Duke, 73, died sometime last week in Shawnee, Oklahoma, according to his cousin, James Duke.

There will be some, James Duke said, who won’t mourn Charlie.

But I will.

Duke served in the General Assembly from 1989 to 1998. He was first elected to the House in 1988 and served six years in the lower chamber before being elected to state Senate in 1994.

In 1996, he ran for the U.S. Senate, garnering more votes at the El Paso Republican Assembly than Gale Norton — who later became Secretary of the Interior — and the eventual winner, Wayne Allard.

Duke went back to the General Assembly after that. He resigned his Senate seat in January 1998, stating that “God had advised (him) to get out of public office.”

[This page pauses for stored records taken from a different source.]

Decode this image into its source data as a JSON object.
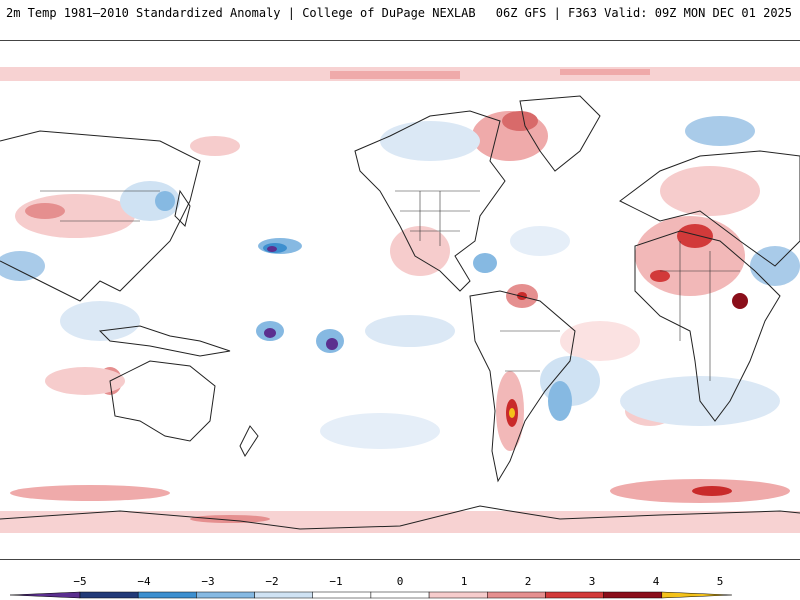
{
  "header": {
    "title": "2m Temp 1981–2010 Standardized Anomaly | College of DuPage NEXLAB",
    "run_info": "06Z GFS | F363 Valid: 09Z MON DEC 01 2025"
  },
  "legend": {
    "ticks": [
      "−5",
      "−4",
      "−3",
      "−2",
      "−1",
      "0",
      "1",
      "2",
      "3",
      "4",
      "5"
    ],
    "colors": [
      "#5b2f8f",
      "#223a78",
      "#3d8fcf",
      "#86b9e2",
      "#cfe2f3",
      "#ffffff",
      "#ffffff",
      "#f6cccc",
      "#e58f8f",
      "#d23a3a",
      "#8a0e1a",
      "#f4c21a"
    ]
  }
}
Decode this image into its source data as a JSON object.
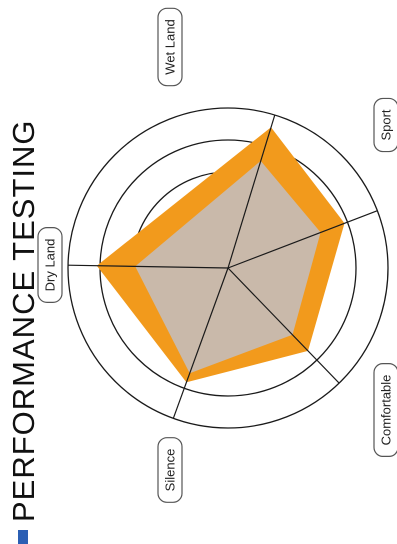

Duke was born in Nashville, Tennessee on April 27, 1942. He was a successful electrical engineer when he decided to take the plunge into politics.

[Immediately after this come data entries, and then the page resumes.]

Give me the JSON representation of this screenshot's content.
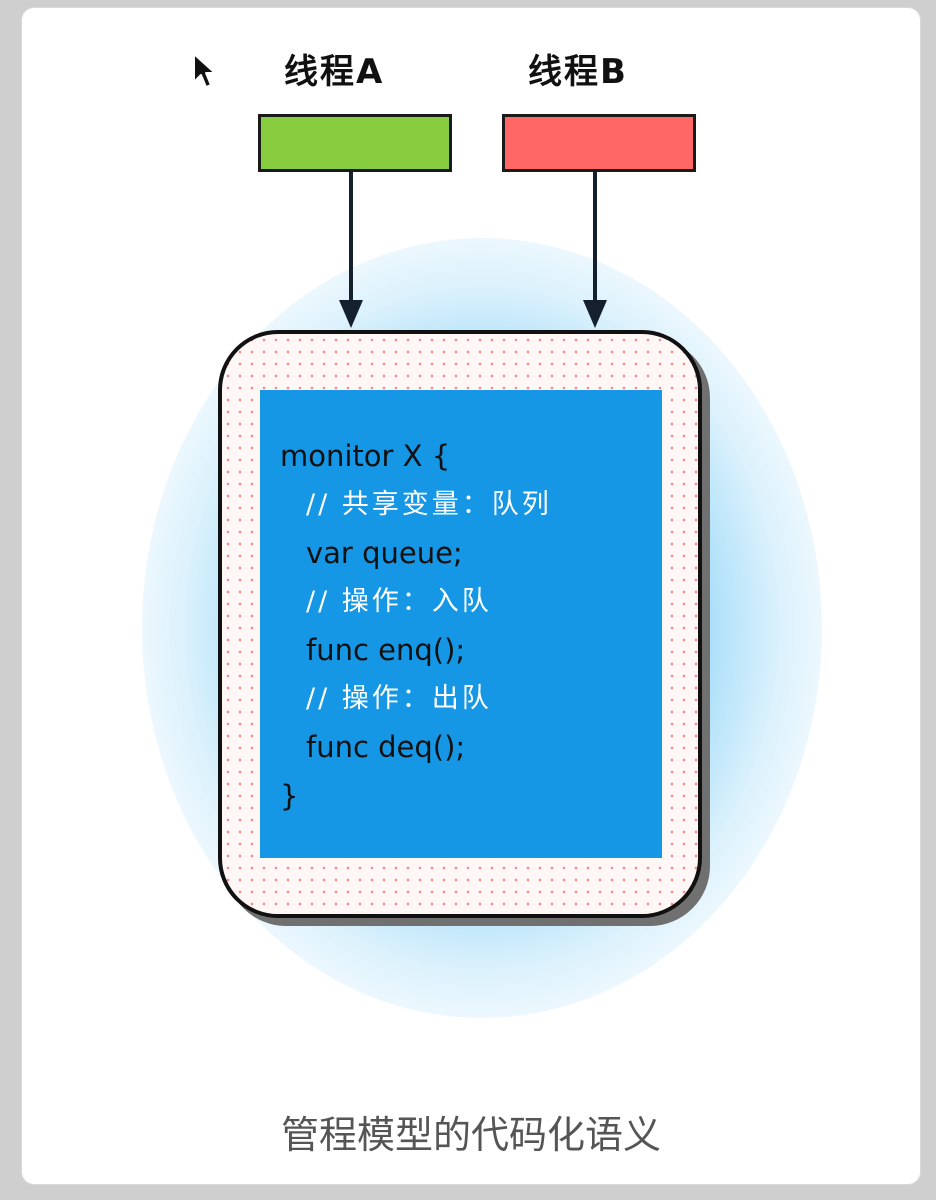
{
  "threads": [
    {
      "label": "线程A",
      "color": "#88cc3f"
    },
    {
      "label": "线程B",
      "color": "#ff6666"
    }
  ],
  "monitor": {
    "code_lines": [
      {
        "text": "monitor X {",
        "kind": "code",
        "indent": false
      },
      {
        "text": "// 共享变量：队列",
        "kind": "comment",
        "indent": true
      },
      {
        "text": "var queue;",
        "kind": "code",
        "indent": true
      },
      {
        "text": "// 操作：入队",
        "kind": "comment",
        "indent": true
      },
      {
        "text": "func enq();",
        "kind": "code",
        "indent": true
      },
      {
        "text": "// 操作：出队",
        "kind": "comment",
        "indent": true
      },
      {
        "text": "func deq();",
        "kind": "code",
        "indent": true
      },
      {
        "text": "}",
        "kind": "code",
        "indent": false
      }
    ],
    "code_background": "#1597e5",
    "glow_color": "#8fd4f5"
  },
  "caption": "管程模型的代码化语义"
}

When Charlie was in his heyday, between 1994 and 1998, he was something to see.

He railed against fellow Republicans, both at the Statehouse and back home in El Paso County. An unabashed conservative, he was considered a leader in states’ rights issues and a hero in the anti-government Patriot movement. In 1995, at the request of the Federal Bureau of Investigation, he went to Montana to negotiate with the Montana Freemen, an effort he abandoned after five days because, as he saw it, the Freemen had no intention of a peaceful surrender.

I wasn’t yet a reporter when Duke was at the Capitol, but in those early days of the Internet I read everything I could about him. For better or worse, he was the person who make me realize that politics didn’t have to be dull. Three months after he resigned in 1998, I became a political reporter covering the state Capitol.

In 2000, Duke told The Denver Post’s Chuck Green that he had “strong spiritual signals” to run for his old House seat again.

That didn’t work so well. He lost in the primary to then-Rep. Lynn Hefley, with whom he had tangled. At one point, Duke accused Hefley and her husband, then-U.S. Rep. Joel Hefley, a Colorado Springs Republican, of manipulating the stock market in an effort to undermine him.

He moved to Oklahoma some 10 years ago, and faded into obscurity.

As James Duke tells it, his cousin is believed to have died at home sometime last week, although body was not found until Monday. James said Charlie Duke will be cremated and there will be no funeral services.

This story is breaking and will be updated as more information comes in.